Fungi, bacteria and viruses form the three categories of microorganisms. These microorganisms, or microbes, live in all areas of the world and perform diverse duties. Some help living organisms while others act as pathogens; they come in uni-cellular or multi-cellular forms, but their small sizes make microorganisms only visible to humans through microscopic lenses.
Despite sharing the title of microorganisms, the organisms in the three subgroups vary physically and biologically. Fungi include mushrooms and mold, along with smaller single-celled organisms. The fungi group includes the largest organisms of all microbe classes. They play important ecological and biological roles, helping break down and recycle decomposing plant and animal matter in forests and wooden areas. Some fungi jeopardize the health of living organisms, generating diseases and conditions including ringworm and athlete's foot.

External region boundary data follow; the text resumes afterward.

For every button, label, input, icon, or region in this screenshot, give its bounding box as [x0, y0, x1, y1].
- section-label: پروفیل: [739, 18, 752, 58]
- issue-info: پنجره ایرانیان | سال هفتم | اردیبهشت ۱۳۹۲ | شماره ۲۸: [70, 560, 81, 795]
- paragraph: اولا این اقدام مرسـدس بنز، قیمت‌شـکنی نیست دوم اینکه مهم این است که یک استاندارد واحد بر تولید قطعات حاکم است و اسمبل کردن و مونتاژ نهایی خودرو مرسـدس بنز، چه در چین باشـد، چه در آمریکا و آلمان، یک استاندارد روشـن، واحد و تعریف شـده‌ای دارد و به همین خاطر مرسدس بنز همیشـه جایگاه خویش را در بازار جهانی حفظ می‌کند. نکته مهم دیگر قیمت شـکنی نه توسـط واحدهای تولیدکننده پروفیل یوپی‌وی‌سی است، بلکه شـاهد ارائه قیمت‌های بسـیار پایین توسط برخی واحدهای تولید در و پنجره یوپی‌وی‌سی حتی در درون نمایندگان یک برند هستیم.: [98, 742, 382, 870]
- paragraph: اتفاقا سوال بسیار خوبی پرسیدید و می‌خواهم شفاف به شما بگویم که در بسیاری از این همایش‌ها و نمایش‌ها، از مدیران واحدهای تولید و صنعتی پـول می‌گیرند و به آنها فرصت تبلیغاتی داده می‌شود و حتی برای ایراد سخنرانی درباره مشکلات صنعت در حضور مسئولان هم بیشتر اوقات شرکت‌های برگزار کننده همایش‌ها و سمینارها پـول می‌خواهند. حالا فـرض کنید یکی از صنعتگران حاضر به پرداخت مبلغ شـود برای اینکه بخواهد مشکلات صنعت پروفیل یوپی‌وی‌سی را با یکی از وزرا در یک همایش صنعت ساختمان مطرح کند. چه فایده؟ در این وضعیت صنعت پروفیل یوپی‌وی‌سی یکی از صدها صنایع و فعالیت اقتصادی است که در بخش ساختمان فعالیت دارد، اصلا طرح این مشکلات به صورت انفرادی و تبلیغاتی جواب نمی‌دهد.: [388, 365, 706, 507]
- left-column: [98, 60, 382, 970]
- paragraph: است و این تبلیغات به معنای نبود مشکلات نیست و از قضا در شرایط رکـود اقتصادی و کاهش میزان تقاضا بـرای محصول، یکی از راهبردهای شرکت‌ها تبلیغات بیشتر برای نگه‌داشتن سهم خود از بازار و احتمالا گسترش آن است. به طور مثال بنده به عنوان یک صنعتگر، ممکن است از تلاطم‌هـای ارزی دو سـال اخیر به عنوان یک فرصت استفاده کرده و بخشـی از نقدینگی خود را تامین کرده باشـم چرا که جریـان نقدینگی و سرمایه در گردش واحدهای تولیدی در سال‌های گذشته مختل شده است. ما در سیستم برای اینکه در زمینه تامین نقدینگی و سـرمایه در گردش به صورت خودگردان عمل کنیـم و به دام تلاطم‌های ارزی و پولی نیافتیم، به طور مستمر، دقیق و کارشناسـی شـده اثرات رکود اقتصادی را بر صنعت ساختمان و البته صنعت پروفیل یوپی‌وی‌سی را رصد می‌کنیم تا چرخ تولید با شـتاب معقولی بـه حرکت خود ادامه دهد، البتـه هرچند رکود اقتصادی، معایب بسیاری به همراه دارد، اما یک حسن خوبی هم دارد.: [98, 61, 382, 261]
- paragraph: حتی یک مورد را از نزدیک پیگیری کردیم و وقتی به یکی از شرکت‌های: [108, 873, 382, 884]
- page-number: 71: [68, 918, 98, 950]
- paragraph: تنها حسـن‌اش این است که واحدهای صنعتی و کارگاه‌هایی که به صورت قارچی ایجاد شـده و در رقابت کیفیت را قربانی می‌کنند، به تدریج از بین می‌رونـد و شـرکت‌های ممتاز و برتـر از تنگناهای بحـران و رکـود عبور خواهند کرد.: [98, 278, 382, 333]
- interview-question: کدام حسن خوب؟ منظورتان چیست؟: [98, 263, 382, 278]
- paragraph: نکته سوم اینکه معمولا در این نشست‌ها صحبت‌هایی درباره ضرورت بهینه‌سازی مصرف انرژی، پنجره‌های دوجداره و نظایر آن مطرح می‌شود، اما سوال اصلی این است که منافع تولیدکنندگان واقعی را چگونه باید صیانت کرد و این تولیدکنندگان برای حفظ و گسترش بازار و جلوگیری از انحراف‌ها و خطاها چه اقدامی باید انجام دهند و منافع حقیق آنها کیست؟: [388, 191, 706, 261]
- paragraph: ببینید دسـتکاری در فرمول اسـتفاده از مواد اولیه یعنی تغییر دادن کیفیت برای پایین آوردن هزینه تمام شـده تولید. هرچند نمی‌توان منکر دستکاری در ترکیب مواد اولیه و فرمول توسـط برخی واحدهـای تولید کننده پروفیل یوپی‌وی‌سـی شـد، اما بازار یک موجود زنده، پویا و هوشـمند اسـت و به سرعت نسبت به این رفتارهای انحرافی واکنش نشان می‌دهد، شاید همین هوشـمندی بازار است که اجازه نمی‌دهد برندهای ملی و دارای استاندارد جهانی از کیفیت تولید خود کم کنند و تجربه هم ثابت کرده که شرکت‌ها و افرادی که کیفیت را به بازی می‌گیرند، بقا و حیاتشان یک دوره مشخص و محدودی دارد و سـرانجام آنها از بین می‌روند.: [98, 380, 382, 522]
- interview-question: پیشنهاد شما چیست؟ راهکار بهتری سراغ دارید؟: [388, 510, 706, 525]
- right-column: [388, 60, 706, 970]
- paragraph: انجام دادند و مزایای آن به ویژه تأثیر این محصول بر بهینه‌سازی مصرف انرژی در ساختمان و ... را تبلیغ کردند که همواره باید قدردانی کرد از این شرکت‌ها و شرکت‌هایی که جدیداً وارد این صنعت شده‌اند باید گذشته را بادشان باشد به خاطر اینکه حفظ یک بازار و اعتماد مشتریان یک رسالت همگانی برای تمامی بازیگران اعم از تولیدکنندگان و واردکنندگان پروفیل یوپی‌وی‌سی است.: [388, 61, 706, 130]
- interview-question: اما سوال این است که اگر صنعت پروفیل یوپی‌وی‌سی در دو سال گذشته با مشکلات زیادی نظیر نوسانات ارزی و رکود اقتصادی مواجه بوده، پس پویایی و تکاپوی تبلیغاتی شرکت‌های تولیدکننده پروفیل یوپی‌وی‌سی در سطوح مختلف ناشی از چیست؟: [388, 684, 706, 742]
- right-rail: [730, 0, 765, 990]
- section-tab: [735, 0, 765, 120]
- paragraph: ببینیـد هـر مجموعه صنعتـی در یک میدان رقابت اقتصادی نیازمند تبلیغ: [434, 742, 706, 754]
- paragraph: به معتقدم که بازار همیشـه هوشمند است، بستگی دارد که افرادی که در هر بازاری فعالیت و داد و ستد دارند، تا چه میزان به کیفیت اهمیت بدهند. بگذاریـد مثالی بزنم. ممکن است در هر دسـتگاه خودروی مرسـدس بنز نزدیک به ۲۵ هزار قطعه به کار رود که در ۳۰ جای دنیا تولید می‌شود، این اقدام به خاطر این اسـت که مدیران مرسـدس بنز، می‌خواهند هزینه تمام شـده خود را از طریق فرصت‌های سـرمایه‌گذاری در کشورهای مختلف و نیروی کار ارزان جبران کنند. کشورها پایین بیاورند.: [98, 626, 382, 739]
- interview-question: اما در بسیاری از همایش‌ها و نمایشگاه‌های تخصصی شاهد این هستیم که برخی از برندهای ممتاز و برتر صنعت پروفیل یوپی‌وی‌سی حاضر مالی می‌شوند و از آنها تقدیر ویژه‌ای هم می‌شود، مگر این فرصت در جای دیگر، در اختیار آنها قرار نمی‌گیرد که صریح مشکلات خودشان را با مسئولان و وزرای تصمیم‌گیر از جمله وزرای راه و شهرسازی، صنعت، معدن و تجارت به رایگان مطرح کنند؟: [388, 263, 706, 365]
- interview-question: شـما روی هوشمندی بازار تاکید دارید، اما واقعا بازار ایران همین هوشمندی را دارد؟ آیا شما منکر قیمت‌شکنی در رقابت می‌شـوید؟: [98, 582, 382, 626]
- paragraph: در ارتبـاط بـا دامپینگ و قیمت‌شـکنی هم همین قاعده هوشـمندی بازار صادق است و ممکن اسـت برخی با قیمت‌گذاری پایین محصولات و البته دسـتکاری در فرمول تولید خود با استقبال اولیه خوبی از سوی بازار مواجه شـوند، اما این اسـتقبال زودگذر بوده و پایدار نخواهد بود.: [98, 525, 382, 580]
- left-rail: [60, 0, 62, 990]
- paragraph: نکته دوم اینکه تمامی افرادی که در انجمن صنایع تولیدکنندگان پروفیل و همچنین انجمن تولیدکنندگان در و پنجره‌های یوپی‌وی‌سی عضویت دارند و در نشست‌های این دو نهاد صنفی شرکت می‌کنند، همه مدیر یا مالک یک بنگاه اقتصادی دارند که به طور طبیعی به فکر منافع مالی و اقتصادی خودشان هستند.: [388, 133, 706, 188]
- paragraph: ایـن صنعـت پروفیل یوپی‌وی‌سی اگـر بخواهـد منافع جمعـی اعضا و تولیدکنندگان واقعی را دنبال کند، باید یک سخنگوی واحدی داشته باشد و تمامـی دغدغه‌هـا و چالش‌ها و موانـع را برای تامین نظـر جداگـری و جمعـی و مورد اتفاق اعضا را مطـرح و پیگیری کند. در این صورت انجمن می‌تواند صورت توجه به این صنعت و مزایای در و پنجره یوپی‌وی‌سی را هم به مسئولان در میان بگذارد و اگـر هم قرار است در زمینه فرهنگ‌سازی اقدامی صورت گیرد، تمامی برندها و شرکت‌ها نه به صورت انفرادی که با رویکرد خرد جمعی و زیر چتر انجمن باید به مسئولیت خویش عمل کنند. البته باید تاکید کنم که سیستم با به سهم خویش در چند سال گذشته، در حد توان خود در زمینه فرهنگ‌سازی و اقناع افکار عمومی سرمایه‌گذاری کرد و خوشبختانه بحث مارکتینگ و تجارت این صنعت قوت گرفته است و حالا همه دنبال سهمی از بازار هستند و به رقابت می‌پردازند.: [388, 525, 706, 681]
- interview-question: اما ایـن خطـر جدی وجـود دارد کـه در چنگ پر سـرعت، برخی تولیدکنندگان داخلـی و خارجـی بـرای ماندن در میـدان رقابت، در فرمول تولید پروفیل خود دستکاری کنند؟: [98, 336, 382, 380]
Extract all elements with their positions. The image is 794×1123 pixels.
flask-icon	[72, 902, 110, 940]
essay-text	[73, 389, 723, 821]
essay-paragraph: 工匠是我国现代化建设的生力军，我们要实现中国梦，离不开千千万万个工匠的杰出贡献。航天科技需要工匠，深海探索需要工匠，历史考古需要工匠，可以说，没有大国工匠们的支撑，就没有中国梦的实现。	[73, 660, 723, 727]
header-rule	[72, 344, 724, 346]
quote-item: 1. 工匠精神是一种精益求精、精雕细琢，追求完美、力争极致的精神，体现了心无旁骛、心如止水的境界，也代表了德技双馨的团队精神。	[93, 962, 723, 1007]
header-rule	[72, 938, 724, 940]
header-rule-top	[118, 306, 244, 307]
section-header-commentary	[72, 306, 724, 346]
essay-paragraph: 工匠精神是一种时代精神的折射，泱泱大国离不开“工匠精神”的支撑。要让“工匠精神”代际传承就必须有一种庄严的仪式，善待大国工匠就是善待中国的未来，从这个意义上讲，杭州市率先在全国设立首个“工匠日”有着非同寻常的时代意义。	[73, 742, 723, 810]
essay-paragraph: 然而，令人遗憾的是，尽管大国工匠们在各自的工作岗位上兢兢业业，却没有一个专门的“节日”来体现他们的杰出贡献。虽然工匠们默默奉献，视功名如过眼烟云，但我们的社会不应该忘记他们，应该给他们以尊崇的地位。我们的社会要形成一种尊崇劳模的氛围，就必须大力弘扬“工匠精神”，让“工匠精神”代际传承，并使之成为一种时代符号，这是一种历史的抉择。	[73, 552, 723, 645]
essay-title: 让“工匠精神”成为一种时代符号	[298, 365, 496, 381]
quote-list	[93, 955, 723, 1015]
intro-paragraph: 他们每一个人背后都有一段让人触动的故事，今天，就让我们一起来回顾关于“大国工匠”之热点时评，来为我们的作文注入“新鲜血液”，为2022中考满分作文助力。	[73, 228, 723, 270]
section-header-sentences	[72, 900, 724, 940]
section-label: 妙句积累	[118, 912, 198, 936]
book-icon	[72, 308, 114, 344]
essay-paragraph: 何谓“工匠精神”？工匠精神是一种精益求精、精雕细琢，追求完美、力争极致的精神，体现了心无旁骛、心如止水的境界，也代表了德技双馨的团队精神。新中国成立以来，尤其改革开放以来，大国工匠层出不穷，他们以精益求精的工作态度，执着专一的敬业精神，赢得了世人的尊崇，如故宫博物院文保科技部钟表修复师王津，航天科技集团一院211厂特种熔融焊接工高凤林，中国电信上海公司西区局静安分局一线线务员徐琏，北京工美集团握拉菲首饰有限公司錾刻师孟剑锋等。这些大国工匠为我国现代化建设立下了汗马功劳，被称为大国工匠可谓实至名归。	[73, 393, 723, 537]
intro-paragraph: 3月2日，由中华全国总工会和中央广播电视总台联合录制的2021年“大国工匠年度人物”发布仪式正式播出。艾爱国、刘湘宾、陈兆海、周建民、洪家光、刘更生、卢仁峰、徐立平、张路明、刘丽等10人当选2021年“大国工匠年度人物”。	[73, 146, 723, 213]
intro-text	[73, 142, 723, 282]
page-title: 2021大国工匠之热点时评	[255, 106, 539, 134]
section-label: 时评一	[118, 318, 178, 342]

Fungi prove helpful too, comprising cosmetics and medicines. Bacteria occupy the second-largest group of microorganisms. They have body sizes smaller than those of fungi, and live in terrestrial and aquatic settings. These organisms, like fungi, prove beneficial and harmful to humans, plants and animals. Helpful bacteria support proper immune and digestive system functions, while harmful bacteria cause illnesses such as tuberculosis, cholera and respiratory infections. Lastly, viruses come in the smallest body sizes. Unlike bacteria and fungi, they feature simple cell designs, lacking membranes, cell walls and nuclei.